John Paulson, manager del colossale “hedge fund” (fondi speculativi che in teoria dovrebbero fare soldi in ogni condizione di mercato, ribasso o rialzo) e 39esimo nella classifica delle persone più ricche del mondo secondo Forbes, ha scommesso 26 miliardi di dollari contro i Bund, i buoni del Tesoro tedeschi, puntando sulla loro caduta.

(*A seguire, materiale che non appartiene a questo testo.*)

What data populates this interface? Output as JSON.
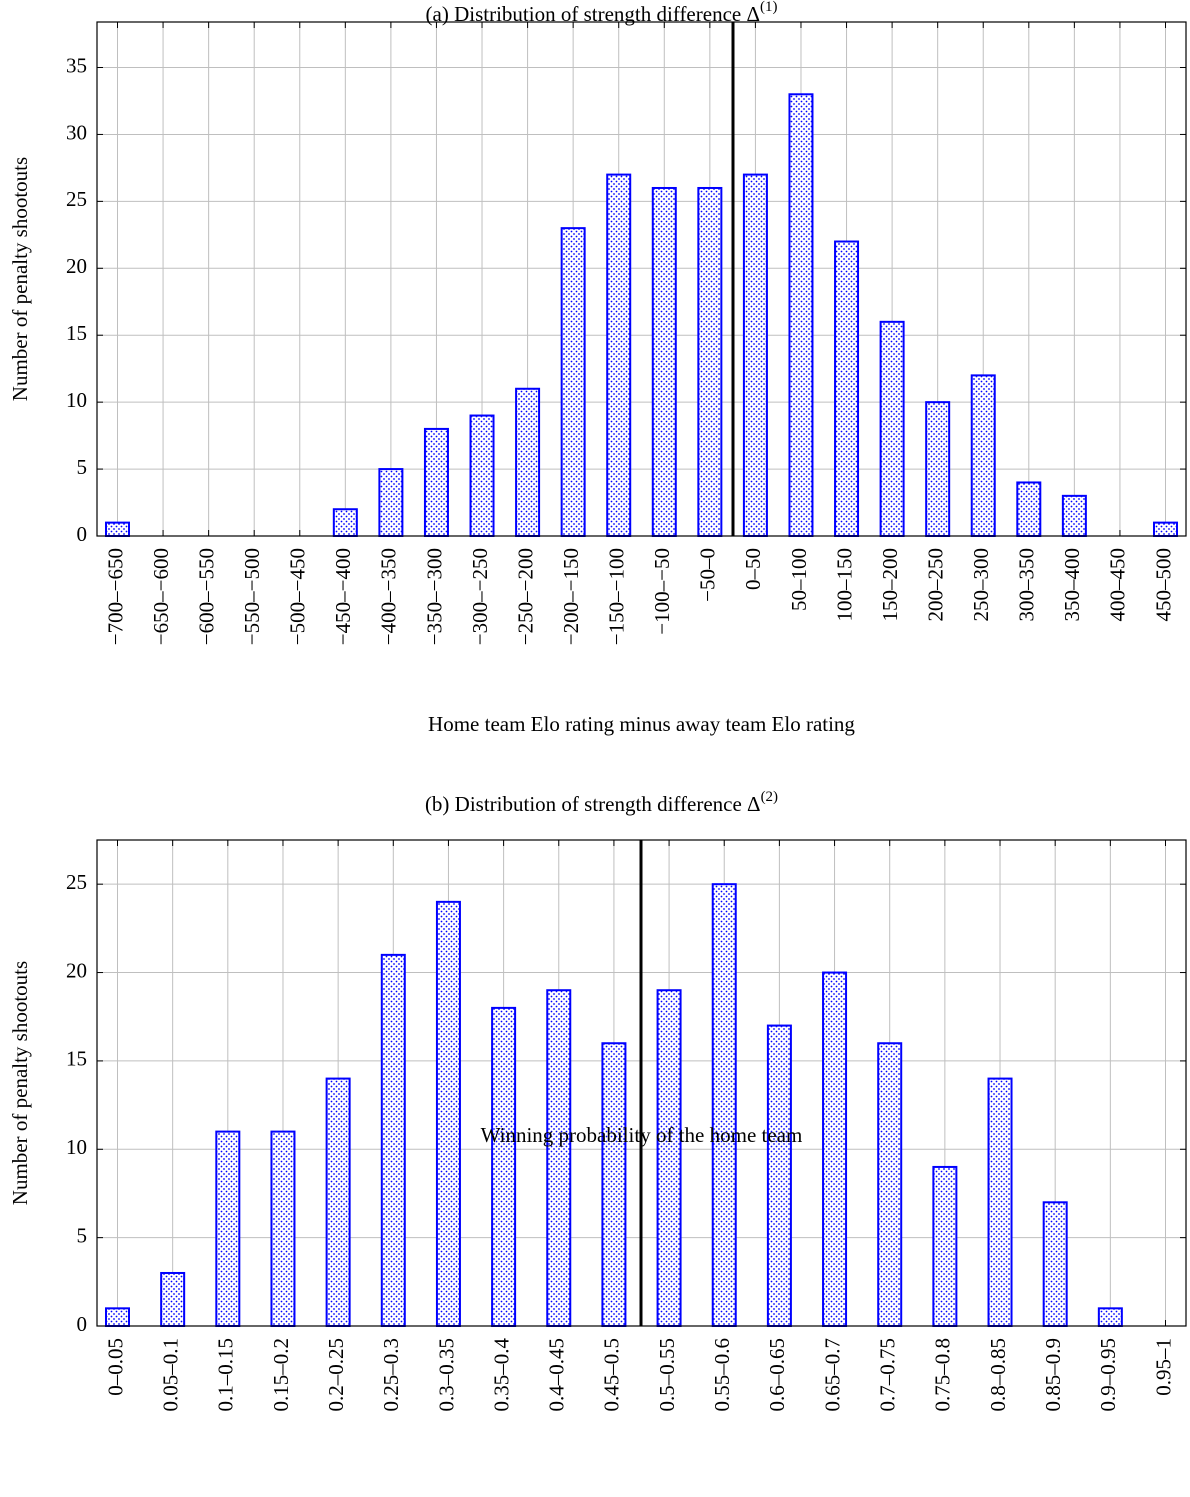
{
  "chart_data": [
    {
      "type": "bar",
      "title": "(a) Distribution of strength difference Δ",
      "title_superscript": "(1)",
      "xlabel": "Home team Elo rating minus away team Elo rating",
      "ylabel": "Number of penalty shootouts",
      "categories": [
        "−700–−650",
        "−650–−600",
        "−600–−550",
        "−550–−500",
        "−500–−450",
        "−450–−400",
        "−400–−350",
        "−350–−300",
        "−300–−250",
        "−250–−200",
        "−200–−150",
        "−150–−100",
        "−100–−50",
        "−50–0",
        "0–50",
        "50–100",
        "100–150",
        "150–200",
        "200–250",
        "250–300",
        "300–350",
        "350–400",
        "400–450",
        "450–500"
      ],
      "values": [
        1,
        0,
        0,
        0,
        0,
        2,
        5,
        8,
        9,
        11,
        23,
        27,
        26,
        26,
        27,
        33,
        22,
        16,
        10,
        12,
        4,
        3,
        0,
        1
      ],
      "color": "#0000ff",
      "ylim": [
        0,
        38.4
      ],
      "yticks": [
        0,
        5,
        10,
        15,
        20,
        25,
        30,
        35
      ],
      "grid": true
    },
    {
      "type": "bar",
      "title": "(b) Distribution of strength difference Δ",
      "title_superscript": "(2)",
      "xlabel": "Winning probability of the home team",
      "ylabel": "Number of penalty shootouts",
      "categories": [
        "0–0.05",
        "0.05–0.1",
        "0.1–0.15",
        "0.15–0.2",
        "0.2–0.25",
        "0.25–0.3",
        "0.3–0.35",
        "0.35–0.4",
        "0.4–0.45",
        "0.45–0.5",
        "0.5–0.55",
        "0.55–0.6",
        "0.6–0.65",
        "0.65–0.7",
        "0.7–0.75",
        "0.75–0.8",
        "0.8–0.85",
        "0.85–0.9",
        "0.9–0.95",
        "0.95–1"
      ],
      "values": [
        1,
        3,
        11,
        11,
        14,
        21,
        24,
        18,
        19,
        16,
        19,
        25,
        17,
        20,
        16,
        9,
        14,
        7,
        1,
        0
      ],
      "color": "#0000ff",
      "ylim": [
        0,
        27.5
      ],
      "yticks": [
        0,
        5,
        10,
        15,
        20,
        25
      ],
      "grid": true
    }
  ]
}
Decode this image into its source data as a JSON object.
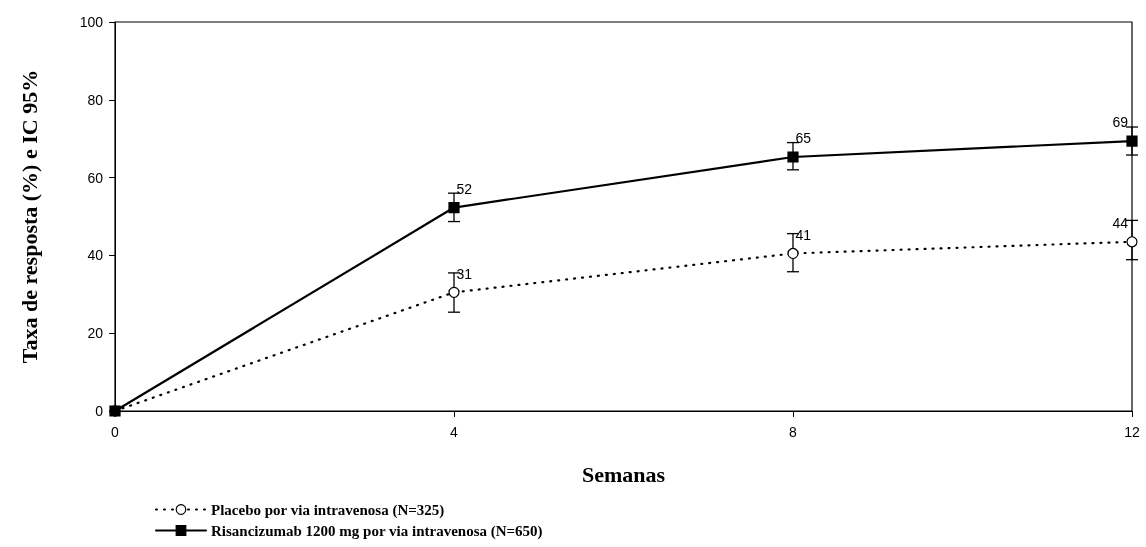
{
  "chart_data": {
    "type": "line",
    "xlabel": "Semanas",
    "ylabel": "Taxa de resposta (%) e IC 95%",
    "x": [
      0,
      4,
      8,
      12
    ],
    "xlim": [
      0,
      12
    ],
    "xticks": [
      0,
      4,
      8,
      12
    ],
    "ylim": [
      0,
      100
    ],
    "yticks": [
      0,
      20,
      40,
      60,
      80,
      100
    ],
    "grid": false,
    "legend": "bottom",
    "series": [
      {
        "name": "Placebo por via intravenosa (N=325)",
        "color": "#000000",
        "marker": "circle",
        "line_style": "dotted",
        "values": [
          0,
          30.5,
          40.5,
          43.5
        ],
        "errors": [
          null,
          [
            25.4,
            35.5
          ],
          [
            35.8,
            45.6
          ],
          [
            38.9,
            49
          ]
        ],
        "value_labels": [
          null,
          "31",
          "41",
          "44"
        ]
      },
      {
        "name": "Risancizumab 1200 mg por via intravenosa (N=650)",
        "color": "#000000",
        "marker": "square",
        "line_style": "solid",
        "values": [
          0,
          52.3,
          65.3,
          69.4
        ],
        "errors": [
          null,
          [
            48.7,
            56
          ],
          [
            62,
            69
          ],
          [
            65.8,
            73
          ]
        ],
        "value_labels": [
          null,
          "52",
          "65",
          "69"
        ]
      }
    ]
  }
}
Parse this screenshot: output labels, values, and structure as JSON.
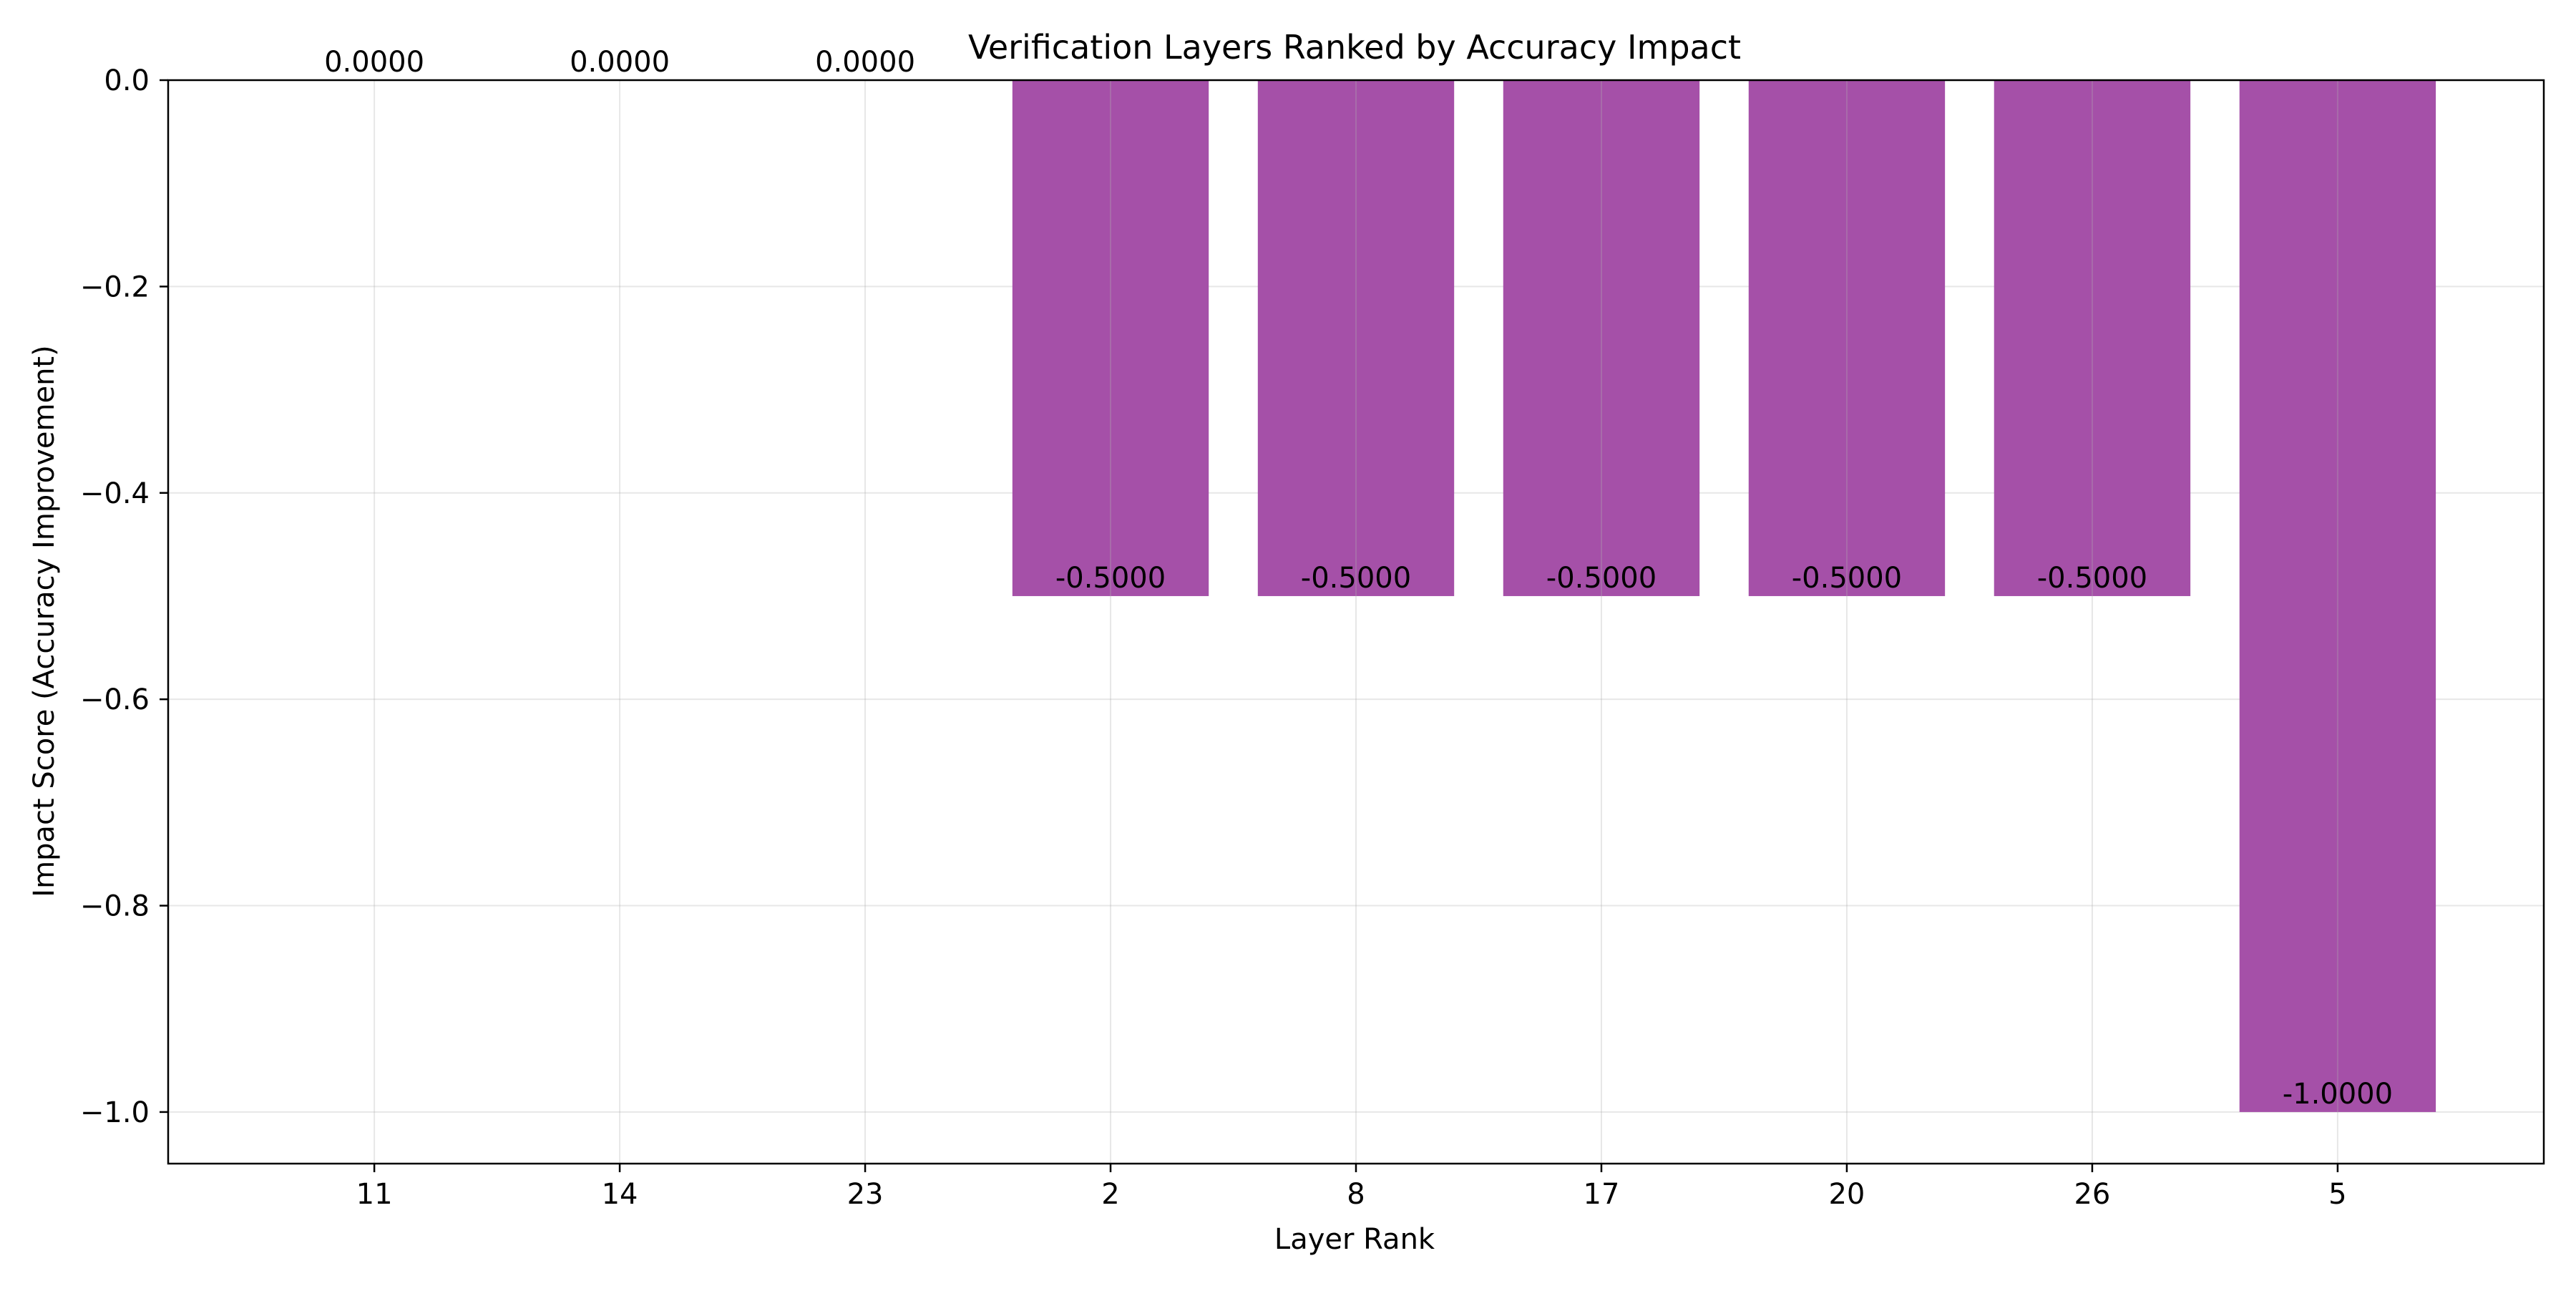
{
  "chart_data": {
    "type": "bar",
    "title": "Verification Layers Ranked by Accuracy Impact",
    "xlabel": "Layer Rank",
    "ylabel": "Impact Score (Accuracy Improvement)",
    "categories": [
      "11",
      "14",
      "23",
      "2",
      "8",
      "17",
      "20",
      "26",
      "5"
    ],
    "values": [
      0.0,
      0.0,
      0.0,
      -0.5,
      -0.5,
      -0.5,
      -0.5,
      -0.5,
      -1.0
    ],
    "data_labels": [
      "0.0000",
      "0.0000",
      "0.0000",
      "-0.5000",
      "-0.5000",
      "-0.5000",
      "-0.5000",
      "-0.5000",
      "-1.0000"
    ],
    "ylim": [
      -1.05,
      0.0
    ],
    "yticks": [
      0.0,
      -0.2,
      -0.4,
      -0.6,
      -0.8,
      -1.0
    ],
    "ytick_labels": [
      "0.0",
      "−0.2",
      "−0.4",
      "−0.6",
      "−0.8",
      "−1.0"
    ],
    "grid": true,
    "bar_color": "#a34ca6"
  }
}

Bene, ammettiamo che questo signore vinca la scommessa - vale a dire che i Bund tedeschi perdano valore e che la Germania piombi in una crisi finanziaria da paura - e riflettiamo: quanta logica economica c'è in tutto questo? Economia = amministrazione della casa, dove per casa - a questi livelli - va inteso il pianeta. Non voglio fare il minimo accenno alla moralità della questione: mister Paulson fa il suo mestiere, ha i soldi*, ha sangue freddo, entra dentro il casinò delle varie borse mondiali e fa la sua puntata. La stessa cosa può accadere nei casinò classici, dove, addirittura, una volta tanto, qualcuno vince contro il banco. Ecco: una volta tanto, non sempre. Tra l'altro, il banco dei veri casinò sa quando è il momento di fermarsi per non far vincere troppo il fortunato ed abile giocatore. Nel caso delle piazze finanziarie (i cosiddetti casinò globali), invece no, non sanno quando è il momento di chiamare il buttafuori e dire: «Ehi mister Paulson hai finito di giocare, perché i casi sono due: o bari o hai troppo culo, quindi aria, goditi la miniera di denaro che finora hai vinto, ma ora basta». È intollerabile che per far salire in graduatoria il signor Paulson dal trentanovesimo al - supponiamo - ventesimo posto, debba acuirsi la crisi generale del sistema: disoccupazione, recessione, aumento dei suicidi, eccetera. Se la politica non si mette in testa che questi giochetti sono veri e propri crimini contro l'umanità (meno cruenti delle repressioni sanguinose ok, ma con effetti sulla popolazione altresì devastanti), non ci sarà alcuna speranza di salvezza.
*Anche se il denaro che smuove e controlla non è tutto suo: egli gestisce fondi speculativi che appartengono a più titolari; egli si limita a farli fruttare, quasi sempre bene.